Por um lado, admite: "Tenho medo de contagiar a minha esposa e os meus pais. Deixámos de estar juntos ao fim-de-semana porque, como o meu pai já sofreu um enfarte e tem diabetes, e a minha mãe tem problemas de coração, prefiro não estar com eles do que arriscar-me a pô-los doentes".
A outra perspetiva é a relativa ao isolamento domiciliário: "Algumas pessoas vão 'pifar' da cabeça. Vão estar 24 sobre 24 horas com esposos e filhos, e isso ou vai correr muito bem ou muito mal".
A população vareira continuará, entretanto, "a fazer ainda mais lixo", à medida que aprofunda a arrumação de armários, guarda-fatos, etc.. Filipa Pires, chefe do setor de serviços urbanos da Hidurbe, já nota essa azáfama no centro de Ovar, Furadouro e Esmoriz, que "são as áreas mais povoadas do concelho", mas reconhece-a também nas zonas rurais, onde "as pessoas aproveitam para limpar os quintais".
É por esse acréscimo de resíduos que Rui Oliveira não vê grande lógica nos pedidos de redução das tarifas de água e recolha de indiferenciados: "Para quê? Para as pessoas se porem a gastar água como se houvesse muita no planeta? Para fazerem mais lixo sem pensar como isso nos sobrecarrega a nós e aos aterros? Para chegarmos a um ponto em que não se consegue limpar tudo em condições e, além da covid, ainda ficamos com outros milhares de vírus?".
António também pensa nessas coisas quando está em casa, mas na sua rota de equilibrista entre Cortegaça e Esmoriz diz-se "concentrado só no trabalho". Passou a recolher os sacos soltos de braço esticado, segura os contentores pelas pegas laterais para evitar tampas e confessa: "Não está a correr mal e até temos o trabalho mais desimpedido, mas, se eu pudesse escolher, preferia tudo com a confusão que estava antes. Era melhor sinal".
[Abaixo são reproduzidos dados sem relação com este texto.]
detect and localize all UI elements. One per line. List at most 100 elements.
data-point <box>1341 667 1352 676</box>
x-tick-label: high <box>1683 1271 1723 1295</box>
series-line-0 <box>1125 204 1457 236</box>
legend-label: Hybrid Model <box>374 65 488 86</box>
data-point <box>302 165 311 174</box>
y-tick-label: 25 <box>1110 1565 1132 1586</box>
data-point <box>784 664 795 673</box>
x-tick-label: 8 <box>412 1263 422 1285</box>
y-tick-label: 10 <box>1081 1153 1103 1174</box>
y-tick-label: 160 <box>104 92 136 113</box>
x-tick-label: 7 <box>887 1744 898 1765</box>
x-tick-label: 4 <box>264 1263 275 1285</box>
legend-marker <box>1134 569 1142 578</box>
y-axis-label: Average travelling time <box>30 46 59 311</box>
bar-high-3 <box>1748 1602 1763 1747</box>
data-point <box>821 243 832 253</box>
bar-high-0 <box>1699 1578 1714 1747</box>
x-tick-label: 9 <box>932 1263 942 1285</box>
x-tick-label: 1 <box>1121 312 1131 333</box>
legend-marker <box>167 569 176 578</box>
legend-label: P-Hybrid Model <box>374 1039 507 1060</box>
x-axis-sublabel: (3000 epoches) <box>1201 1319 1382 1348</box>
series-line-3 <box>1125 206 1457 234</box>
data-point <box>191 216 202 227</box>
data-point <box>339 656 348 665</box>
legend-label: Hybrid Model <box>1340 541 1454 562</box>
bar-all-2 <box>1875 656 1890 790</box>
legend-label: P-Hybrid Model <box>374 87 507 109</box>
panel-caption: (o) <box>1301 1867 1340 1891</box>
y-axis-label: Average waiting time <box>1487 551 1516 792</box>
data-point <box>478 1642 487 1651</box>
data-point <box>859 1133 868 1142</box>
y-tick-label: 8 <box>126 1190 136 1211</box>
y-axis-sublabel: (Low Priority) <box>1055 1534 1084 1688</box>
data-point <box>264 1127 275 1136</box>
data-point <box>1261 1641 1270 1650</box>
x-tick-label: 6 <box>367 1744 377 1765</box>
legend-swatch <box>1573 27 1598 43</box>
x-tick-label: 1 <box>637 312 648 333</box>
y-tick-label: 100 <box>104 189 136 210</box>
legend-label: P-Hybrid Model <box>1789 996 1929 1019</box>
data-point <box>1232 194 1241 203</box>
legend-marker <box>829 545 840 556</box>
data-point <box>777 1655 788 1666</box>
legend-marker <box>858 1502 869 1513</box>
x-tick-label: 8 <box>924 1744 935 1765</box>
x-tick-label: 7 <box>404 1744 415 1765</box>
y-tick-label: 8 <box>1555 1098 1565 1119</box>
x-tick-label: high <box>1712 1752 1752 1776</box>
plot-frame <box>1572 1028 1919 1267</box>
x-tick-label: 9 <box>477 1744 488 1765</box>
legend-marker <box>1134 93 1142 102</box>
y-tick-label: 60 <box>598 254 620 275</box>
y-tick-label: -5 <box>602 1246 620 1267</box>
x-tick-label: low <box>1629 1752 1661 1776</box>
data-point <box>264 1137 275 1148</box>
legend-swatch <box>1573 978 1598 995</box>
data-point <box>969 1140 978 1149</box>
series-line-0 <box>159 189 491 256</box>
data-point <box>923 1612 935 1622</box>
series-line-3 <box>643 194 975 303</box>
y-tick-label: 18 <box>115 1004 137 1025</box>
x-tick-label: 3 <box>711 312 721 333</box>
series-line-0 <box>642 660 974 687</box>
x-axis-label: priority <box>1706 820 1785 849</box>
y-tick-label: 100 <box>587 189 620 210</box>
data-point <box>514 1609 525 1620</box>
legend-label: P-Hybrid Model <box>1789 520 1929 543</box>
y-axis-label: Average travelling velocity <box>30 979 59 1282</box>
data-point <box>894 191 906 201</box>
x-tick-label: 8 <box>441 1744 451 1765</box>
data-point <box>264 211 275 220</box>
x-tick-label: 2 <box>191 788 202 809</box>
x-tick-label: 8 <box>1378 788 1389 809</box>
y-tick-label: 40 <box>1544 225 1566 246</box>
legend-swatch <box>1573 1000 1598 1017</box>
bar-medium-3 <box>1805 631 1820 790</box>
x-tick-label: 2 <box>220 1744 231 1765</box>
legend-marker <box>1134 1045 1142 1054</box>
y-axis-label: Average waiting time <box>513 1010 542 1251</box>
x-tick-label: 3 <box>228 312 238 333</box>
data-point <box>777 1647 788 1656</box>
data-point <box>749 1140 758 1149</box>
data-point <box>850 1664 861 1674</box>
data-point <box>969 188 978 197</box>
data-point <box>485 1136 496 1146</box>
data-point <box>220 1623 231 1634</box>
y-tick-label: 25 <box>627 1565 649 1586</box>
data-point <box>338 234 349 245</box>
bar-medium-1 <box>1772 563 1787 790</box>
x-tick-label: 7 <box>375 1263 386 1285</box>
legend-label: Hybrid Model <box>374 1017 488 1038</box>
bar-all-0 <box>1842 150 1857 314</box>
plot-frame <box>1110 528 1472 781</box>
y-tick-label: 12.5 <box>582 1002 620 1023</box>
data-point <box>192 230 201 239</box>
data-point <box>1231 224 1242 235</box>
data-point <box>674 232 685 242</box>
O novo coronavírus responsável pela pandemia de Covid-19 surgiu em dezembro na China e já infetou mais de 480.000 pessoas em todo o mundo, das quais mais de 22.000 morreram.
Em Portugal, já provocou 60 mortes e mais de 3.500 infetados, sendo que a 17 de março o Governo declarou o estado de calamidade pública em Ovar e dois dias depois todo o país entrou em estado de emergência.